The Cuban Connection
Herbert Romerstein, former investigator for the House Committee on
Un-American Activities and the House Internal Security Committee, has
said that “What is significant today are the neo-communists—many
of them are what we call red diaper babies and they came out of
communist families. But they were disappointed in the Soviet Union
back in the 1960’s and 1970’s and they were disappointed that the
American Communist Party was so weak. So, they said they were
communists and they were better communists than the American
Communist Party. I think a better term for people like Bill Ayers
and Bernardine Dohrn are neo-communists. They were not party
members, but they were fighting on behalf of the countries that the
Soviet Union controlled or created.”

Romerstein noted that “A group of the Weathermen went down to Cuba
in the so-called Venceremos Brigade, and some of them received
training in terrorist activities.

“One of their instructors was named Julian Torres-Rizo. Rizo was an
officer of the Cuban DGI, the intelligence service. He was assigned
to
work with the young Americans who were coming down ostensibly to cut
sugar cane. They were really coming down for training. And we have
one of Rizo’s speeches in which he says, ‘You come from a society
that must be destroyed. It’s your job to destroy your society.’

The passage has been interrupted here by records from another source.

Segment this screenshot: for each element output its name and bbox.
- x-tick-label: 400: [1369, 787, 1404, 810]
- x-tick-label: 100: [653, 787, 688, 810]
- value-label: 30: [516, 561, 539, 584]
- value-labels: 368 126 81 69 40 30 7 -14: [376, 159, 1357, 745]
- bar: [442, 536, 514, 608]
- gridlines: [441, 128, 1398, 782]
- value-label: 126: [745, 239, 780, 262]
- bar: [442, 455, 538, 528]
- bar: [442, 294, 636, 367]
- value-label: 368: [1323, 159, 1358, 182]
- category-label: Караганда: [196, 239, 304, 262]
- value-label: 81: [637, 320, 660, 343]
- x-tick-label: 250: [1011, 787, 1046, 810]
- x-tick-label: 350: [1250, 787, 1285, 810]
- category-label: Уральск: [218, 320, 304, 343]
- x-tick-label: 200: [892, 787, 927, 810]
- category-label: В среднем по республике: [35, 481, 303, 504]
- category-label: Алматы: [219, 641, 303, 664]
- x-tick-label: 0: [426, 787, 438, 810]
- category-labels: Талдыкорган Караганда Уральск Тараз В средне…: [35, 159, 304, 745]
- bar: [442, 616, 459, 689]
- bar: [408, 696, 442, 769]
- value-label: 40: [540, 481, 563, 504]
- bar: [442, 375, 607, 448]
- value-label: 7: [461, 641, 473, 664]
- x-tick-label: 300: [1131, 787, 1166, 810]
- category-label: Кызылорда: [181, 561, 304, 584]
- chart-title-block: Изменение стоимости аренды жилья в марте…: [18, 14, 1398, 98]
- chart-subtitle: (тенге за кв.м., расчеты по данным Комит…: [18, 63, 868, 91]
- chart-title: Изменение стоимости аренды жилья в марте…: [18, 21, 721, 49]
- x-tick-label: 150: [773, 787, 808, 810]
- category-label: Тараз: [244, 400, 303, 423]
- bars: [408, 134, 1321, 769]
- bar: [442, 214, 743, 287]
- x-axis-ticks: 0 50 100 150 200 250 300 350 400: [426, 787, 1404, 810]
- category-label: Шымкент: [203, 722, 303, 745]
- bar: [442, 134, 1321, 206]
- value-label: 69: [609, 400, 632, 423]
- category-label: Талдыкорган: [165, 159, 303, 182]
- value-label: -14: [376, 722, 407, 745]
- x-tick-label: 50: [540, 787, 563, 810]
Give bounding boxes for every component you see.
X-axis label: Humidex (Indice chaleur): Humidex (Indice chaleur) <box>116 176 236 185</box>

“Well, Bernardine Dohrn and her cronies published Rizo’s speech
and I have the copy that they published so we know what he did and
what they said. And Rizo later became the Cuban Ambassador to Grenada
at the time of Maurice Bishop and he was still the Cuban Ambassador
when Bishop was murdered by his own comrades and finally had to leave
and go back to Cuba where he became a member of the central committee
of the Cuban Communist Party.

“He’s a very significant communist apparatchik and he was a
tremendous influence on the Weather Underground…he helped the
terrorists that were fighting against us at that time.”